>The hungry gap? / Le trou affamé?


april harvest_1_1

There isn’t much to harvest in the garden at this time of the year, when the winter cabbages and leeks are finished and we’re still waiting for the summer crops of tomatoes, courgettes, aubergines and peppers. But there is still a huge range of varieties of plants growing in and around the garden which we can eat.

Il n’y a pas beaucoup à ramasser au jardin à cette saison, mais il y restent plusiers de variétés de plantes qui poussent dans le jardin ou près du jardin que nous pouvons manger.

Yesterday we picked and ate 16 different varieties of leaf or flower:

Hier on a ramassé et mangé 16 variétés differentes de feuille ou fleur:

cos lettuce (laitue), spinach (épinards), sorrel (oseille), broad bean leaves (feuilles de fève), wild rocket (roquette sauvage), mint (menthe), parsley (persil), savory (sariette), oregano (oreganum), thyme (thym), chard (blettes), rainbow chard (feuilles de bette) – from the garden / du jardin.

borage flowers (fleurs de bourrache) – from the wild / sauvage.

coriander (coriandre), oak-leaf lettuce (feuille de chêne), mizuna – from the balcony / du balcon.

The chard and rainbow chard we ate cooked with mussels and an onion and white wine sauce.
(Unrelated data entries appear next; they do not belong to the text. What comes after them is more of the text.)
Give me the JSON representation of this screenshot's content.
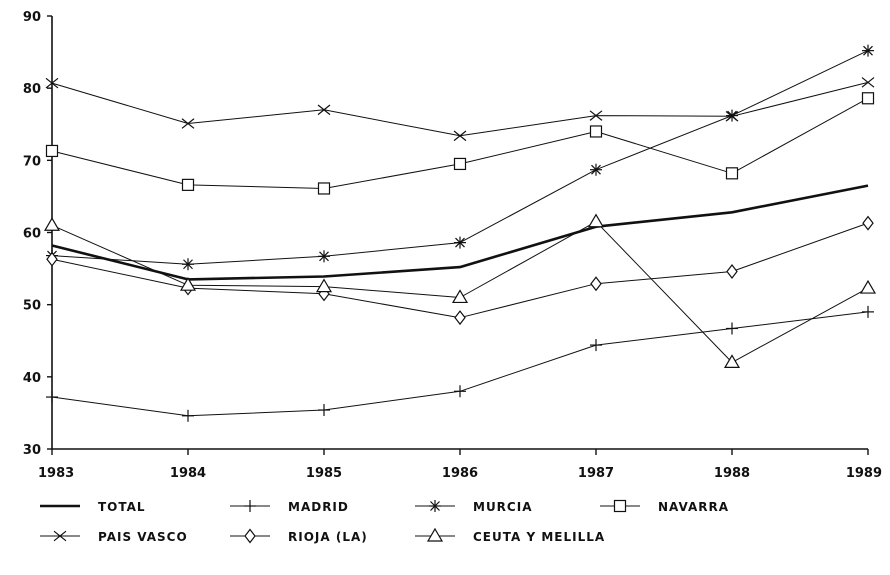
{
  "chart_data": {
    "type": "line",
    "title": "",
    "xlabel": "",
    "ylabel": "",
    "x": [
      "1983",
      "1984",
      "1985",
      "1986",
      "1987",
      "1988",
      "1989"
    ],
    "ylim": [
      30,
      90
    ],
    "yticks": [
      "30",
      "40",
      "50",
      "60",
      "70",
      "80",
      "90"
    ],
    "grid": false,
    "legend_position": "bottom",
    "series": [
      {
        "name": "TOTAL",
        "marker": "none",
        "bold": true,
        "values": [
          58.2,
          53.5,
          53.9,
          55.2,
          60.8,
          62.8,
          66.5
        ]
      },
      {
        "name": "MADRID",
        "marker": "plus",
        "values": [
          37.2,
          34.6,
          35.4,
          38.0,
          44.4,
          46.7,
          49.0
        ]
      },
      {
        "name": "MURCIA",
        "marker": "asterisk",
        "values": [
          56.8,
          55.6,
          56.7,
          58.6,
          68.7,
          76.2,
          85.2
        ]
      },
      {
        "name": "NAVARRA",
        "marker": "square",
        "values": [
          71.3,
          66.6,
          66.1,
          69.5,
          74.0,
          68.2,
          78.6
        ]
      },
      {
        "name": "PAIS VASCO",
        "marker": "x",
        "values": [
          80.7,
          75.1,
          77.0,
          73.4,
          76.2,
          76.1,
          80.8
        ]
      },
      {
        "name": "RIOJA (LA)",
        "marker": "diamond",
        "values": [
          56.3,
          52.3,
          51.5,
          48.2,
          52.9,
          54.6,
          61.3
        ]
      },
      {
        "name": "CEUTA Y MELILLA",
        "marker": "triangle",
        "values": [
          61.0,
          52.7,
          52.5,
          51.0,
          61.5,
          42.0,
          52.3
        ]
      }
    ]
  }
}
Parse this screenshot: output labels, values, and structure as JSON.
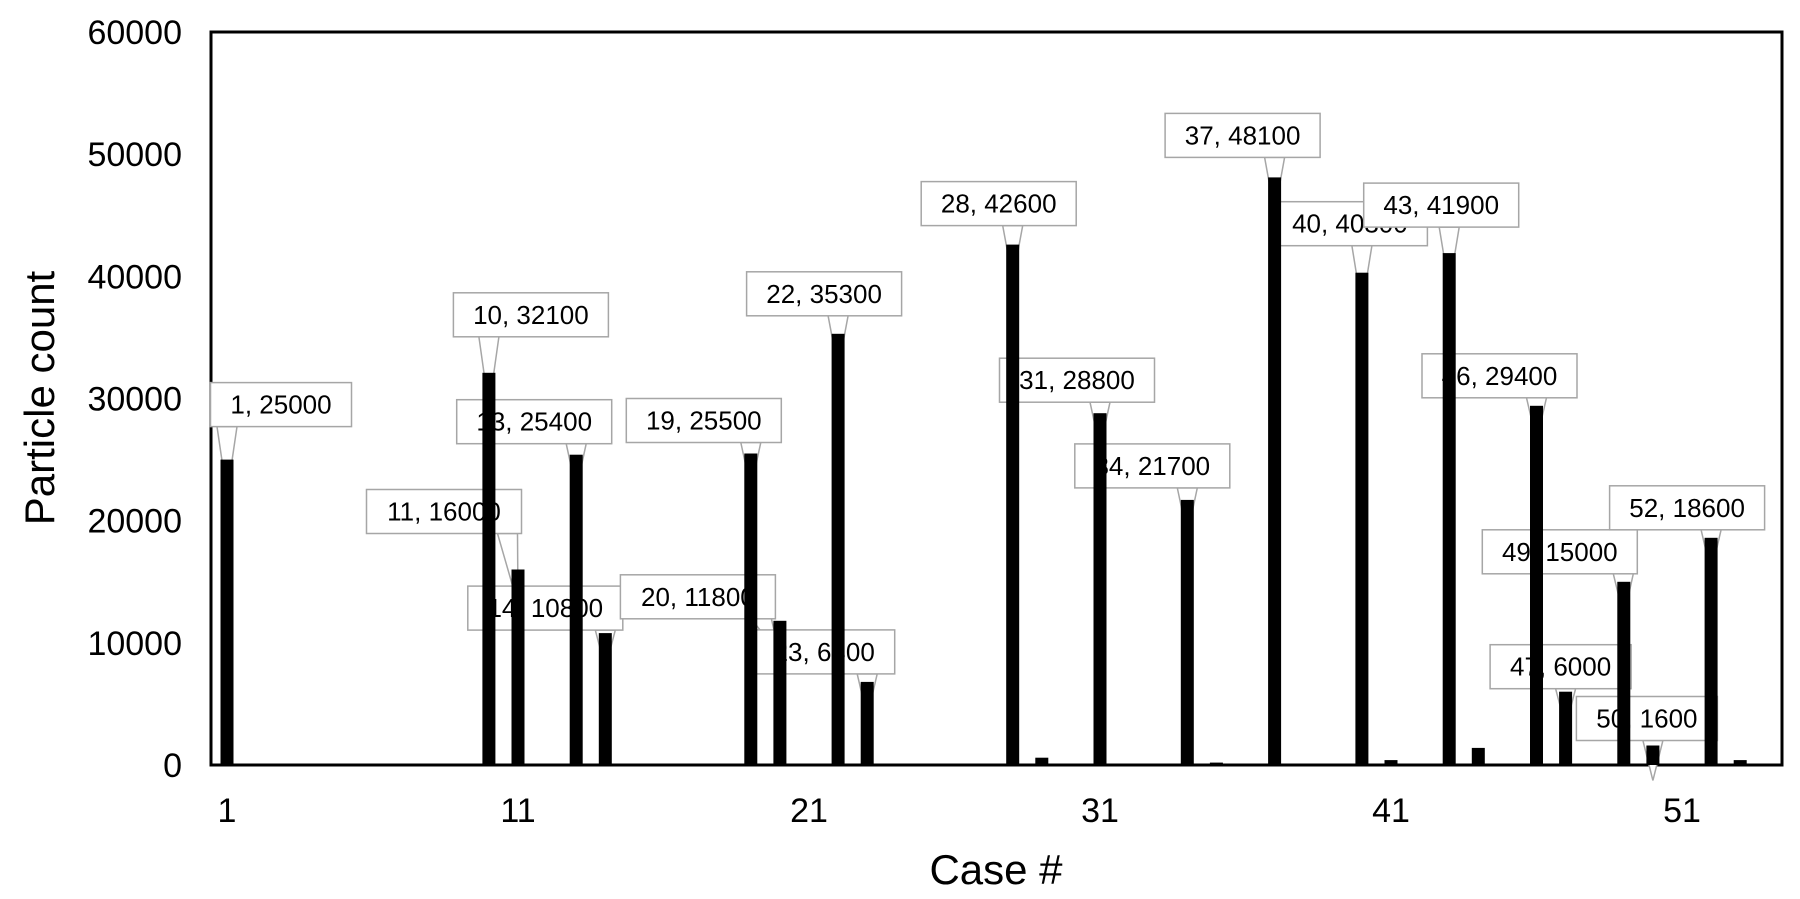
{
  "chart_data": {
    "type": "bar",
    "xlabel": "Case #",
    "ylabel": "Particle count",
    "xlim": [
      1,
      54
    ],
    "ylim": [
      0,
      60000
    ],
    "x_ticks": [
      1,
      11,
      21,
      31,
      41,
      51
    ],
    "y_ticks": [
      0,
      10000,
      20000,
      30000,
      40000,
      50000,
      60000
    ],
    "grid": false,
    "bar_color": "#000000",
    "callout_border_color": "#a6a6a6",
    "x": [
      1,
      10,
      11,
      13,
      14,
      19,
      20,
      22,
      23,
      28,
      29,
      31,
      34,
      35,
      37,
      40,
      41,
      43,
      44,
      46,
      47,
      49,
      50,
      52,
      53
    ],
    "values": [
      25000,
      32100,
      16000,
      25400,
      10800,
      25500,
      11800,
      35300,
      6800,
      42600,
      600,
      28800,
      21700,
      200,
      48100,
      40300,
      400,
      41900,
      1400,
      29400,
      6000,
      15000,
      1600,
      18600,
      400
    ],
    "data_labels": [
      {
        "case": 1,
        "text": "1, 25000"
      },
      {
        "case": 10,
        "text": "10, 32100"
      },
      {
        "case": 11,
        "text": "11, 16000"
      },
      {
        "case": 13,
        "text": "13, 25400"
      },
      {
        "case": 14,
        "text": "14, 10800"
      },
      {
        "case": 19,
        "text": "19, 25500"
      },
      {
        "case": 20,
        "text": "20, 11800"
      },
      {
        "case": 22,
        "text": "22, 35300"
      },
      {
        "case": 23,
        "text": "23, 6800"
      },
      {
        "case": 28,
        "text": "28, 42600"
      },
      {
        "case": 31,
        "text": "31, 28800"
      },
      {
        "case": 34,
        "text": "34, 21700"
      },
      {
        "case": 37,
        "text": "37, 48100"
      },
      {
        "case": 40,
        "text": "40, 40300"
      },
      {
        "case": 43,
        "text": "43, 41900"
      },
      {
        "case": 46,
        "text": "46, 29400"
      },
      {
        "case": 47,
        "text": "47, 6000"
      },
      {
        "case": 49,
        "text": "49, 15000"
      },
      {
        "case": 50,
        "text": "50, 1600"
      },
      {
        "case": 52,
        "text": "52, 18600"
      }
    ]
  }
}
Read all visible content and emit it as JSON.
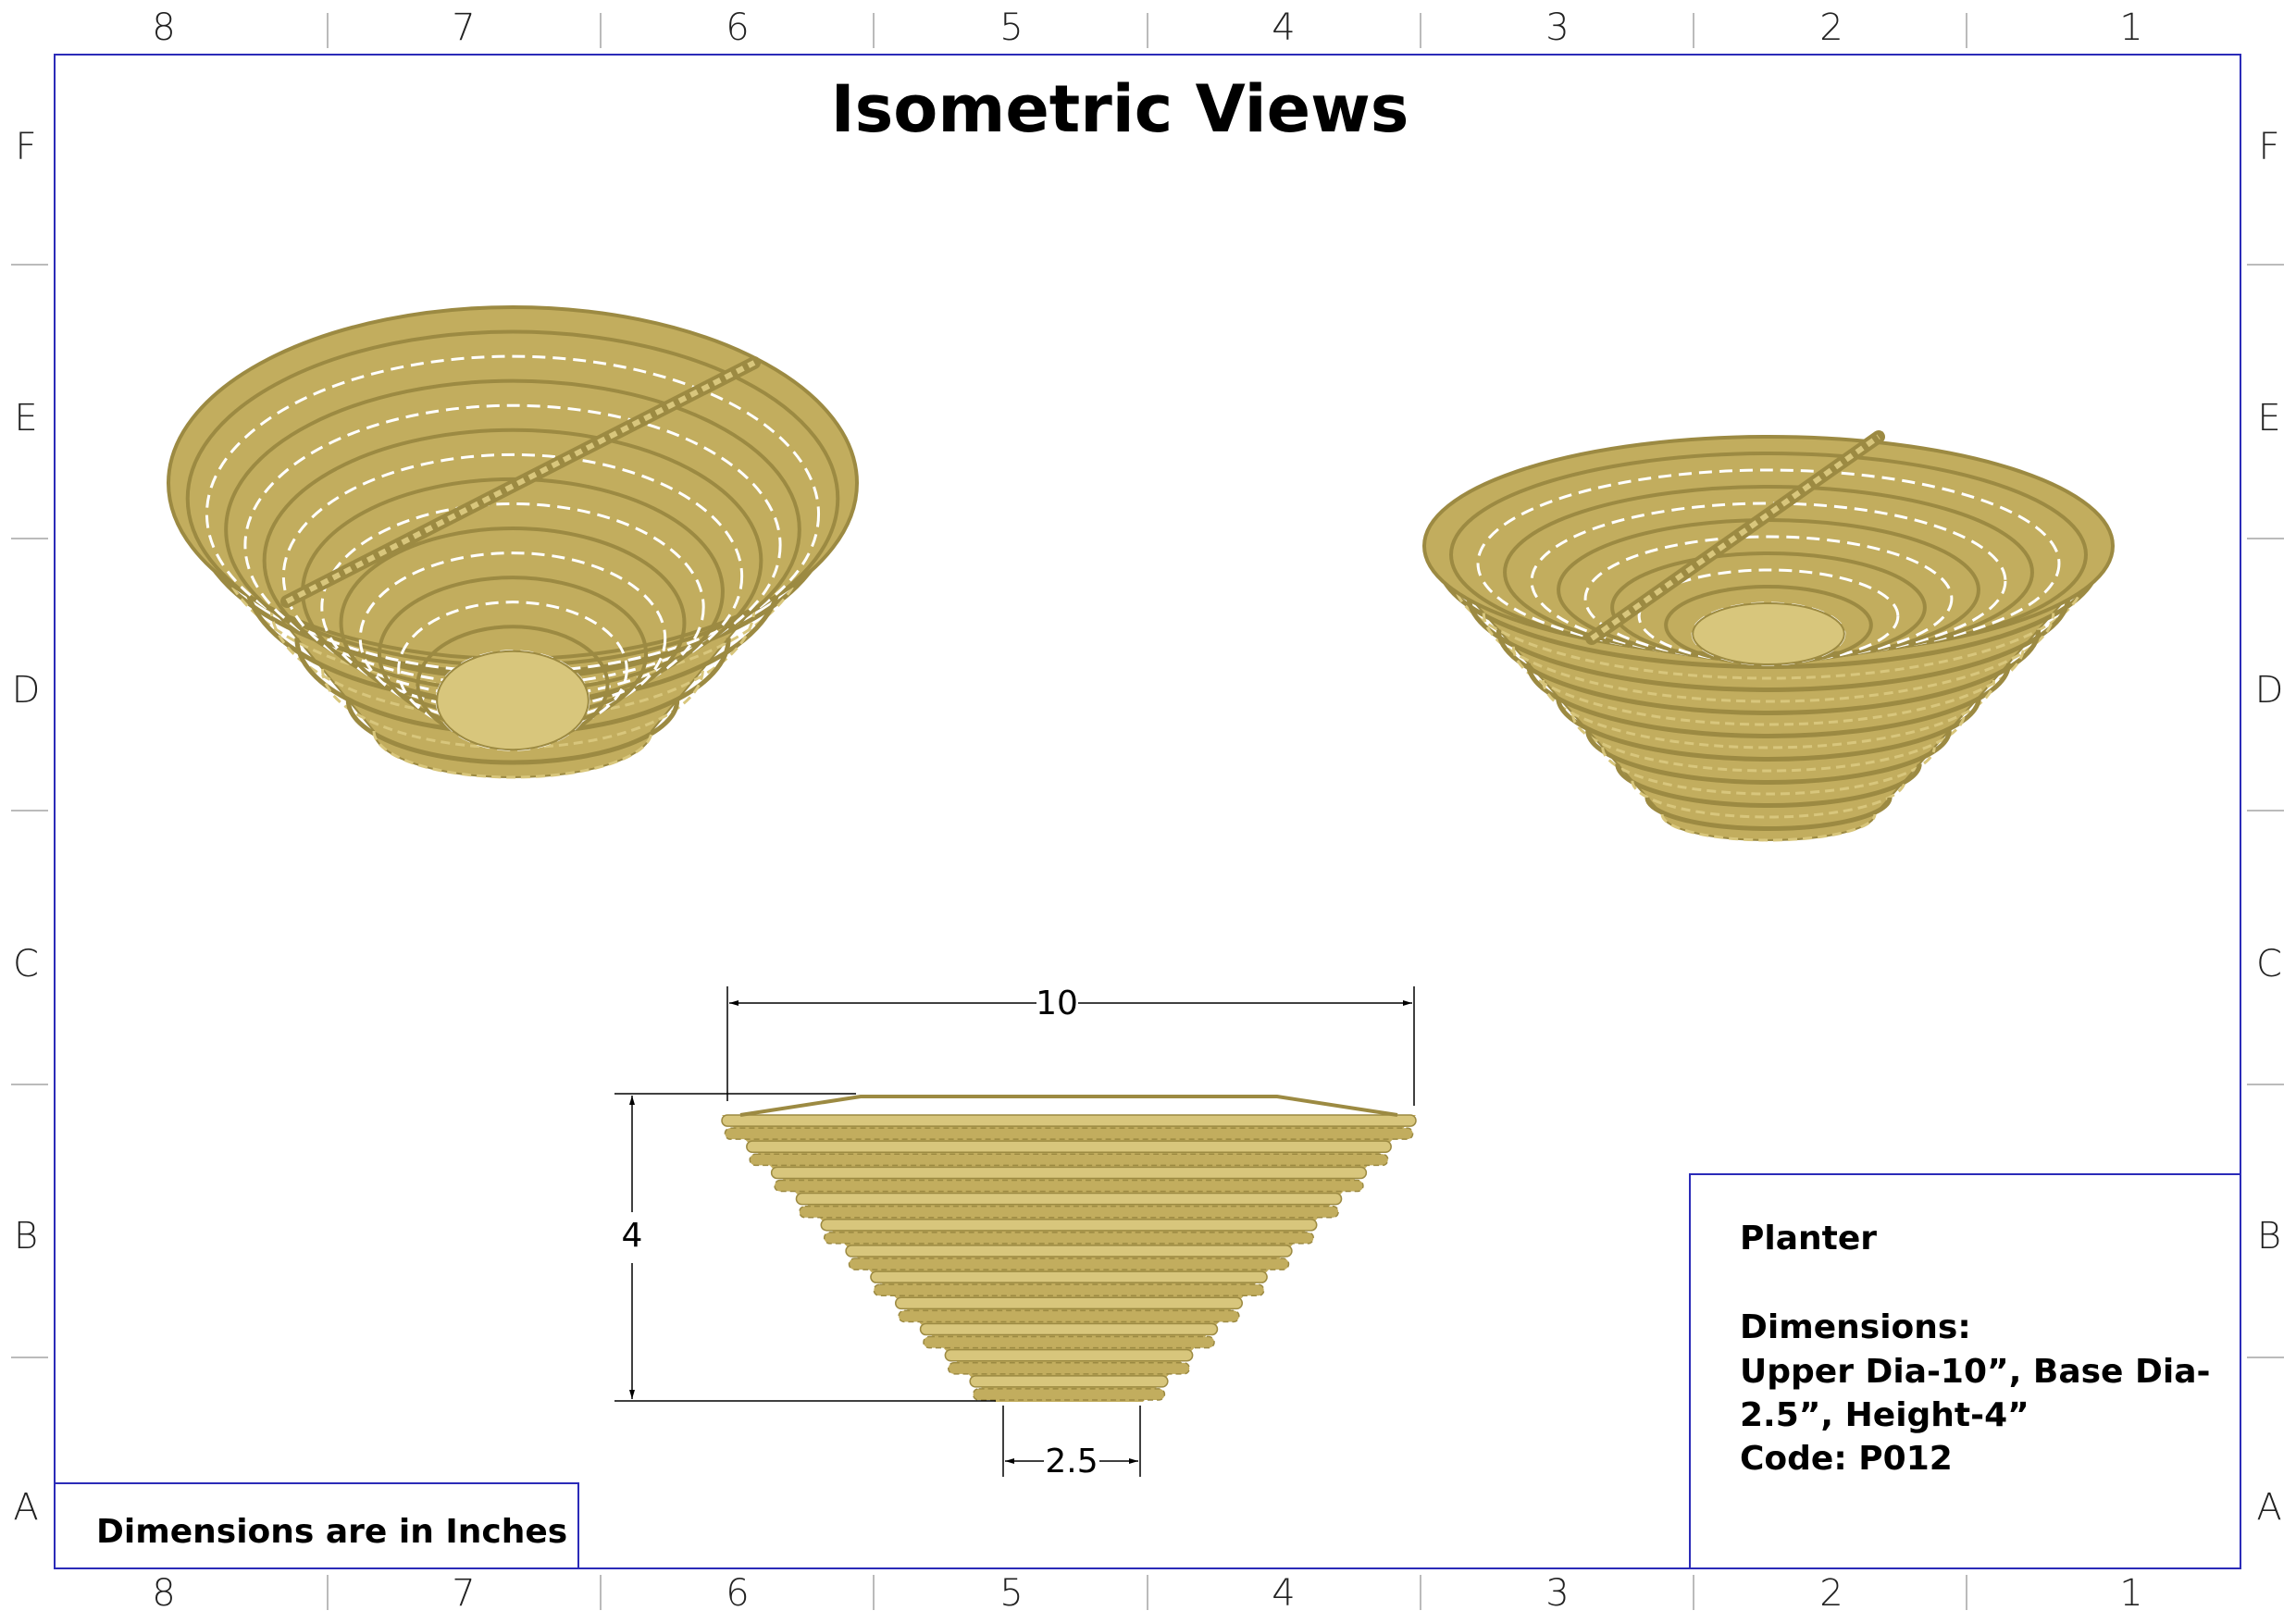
{
  "sheet": {
    "title": "Isometric Views",
    "columns": [
      "8",
      "7",
      "6",
      "5",
      "4",
      "3",
      "2",
      "1"
    ],
    "rows": [
      "F",
      "E",
      "D",
      "C",
      "B",
      "A"
    ],
    "border_color": "#2b2bb8",
    "units_note": "Dimensions are in Inches"
  },
  "title_block": {
    "name": "Planter",
    "dimensions_label": "Dimensions:",
    "dimensions_line1": "Upper Dia-10”, Base Dia-",
    "dimensions_line2": "2.5”, Height-4”",
    "code": "Code: P012"
  },
  "front_view": {
    "upper_dia": "10",
    "height": "4",
    "base_dia": "2.5"
  },
  "colors": {
    "basket": "#c2ad5e",
    "basket_dark": "#9c8a42",
    "basket_light": "#d8c67c"
  }
}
I used the herbs with goats’ cheese to make parcels as I did with the borage leaves the other day. The other leaves made a salad to accompany them.

On a mangé les blettes et les feuilles de bettes avec des moules à la sauce au vin blanc. Avec les herbes j’ai fait des parcelles comme celles à la bourrache. Avec les autres feuilles j’ai fait une salade pour les accompagner.

We’re looking forward to the summer vegetables, but in the meantime there are plenty of exciting flavours in the garden!

On attend avec impatience les légumes d’été, mais pour le moment il y a beaucoup de saveurs dans le jardin!

8 thoughts on “>The hungry gap? / Le trou affamé?

  1. >Early spring greens are, I think, when greens are at their most spectacular. The cold air prevents bitterness from setting in; winter concentrates nutritional content since greens can’t grow as fast or as big. At my nearby community garden, we overwintered a lot of Asian greens last year under small hoophouses. Their growth slowed down to nearly nothing, but the flavor is just spectacular- we’ve been harvesting for the last few weeks now. Our favorite is komatsuna; it’s a Japanese relative of the turnip, but you eat the leaves. Astonishingly, our brutal winter did it no harm. Komatsuna is our new favorite winter green.

  2. >HappyMouffetard: yes, I know we’re lucky, but I still can’t wait for summer vegetables!Ilex: komatsuna sounds wonderful – maybe I’ll try it next winter. We eat turnip leaves, too – in soups, especially.

  3. >We brought some purple srpouting brocolli seeds back from the uk to fill the hungry gap and it is loving all this sun and rain we have been having lately. I am giving away a couple of bouquets a day!Must try a few of your leaves they sound great.

  4. >I’ve just read your post about “stwnts”We called it “stwnch” and it was carrots and swede I never liked it as a child maybe I would now. Your carrots and parsnips sounds much nicer.

  5. >syrahsuzie: ‘stwnch’ is the same – but ‘stwnts’ is a more Welsh spelling. I don’t like it so much with swede either, but with parsnips it’s delicious! Sounds like you’re another Welsh exile!

  6. >That is a lovely harvest! I was just thinking this morning though, how fortunate I am not to have to depend entirely on my garden. Leaves are tasty and nutritious but not very filling. California grown asparagus is in now and I’ve been feasting on that.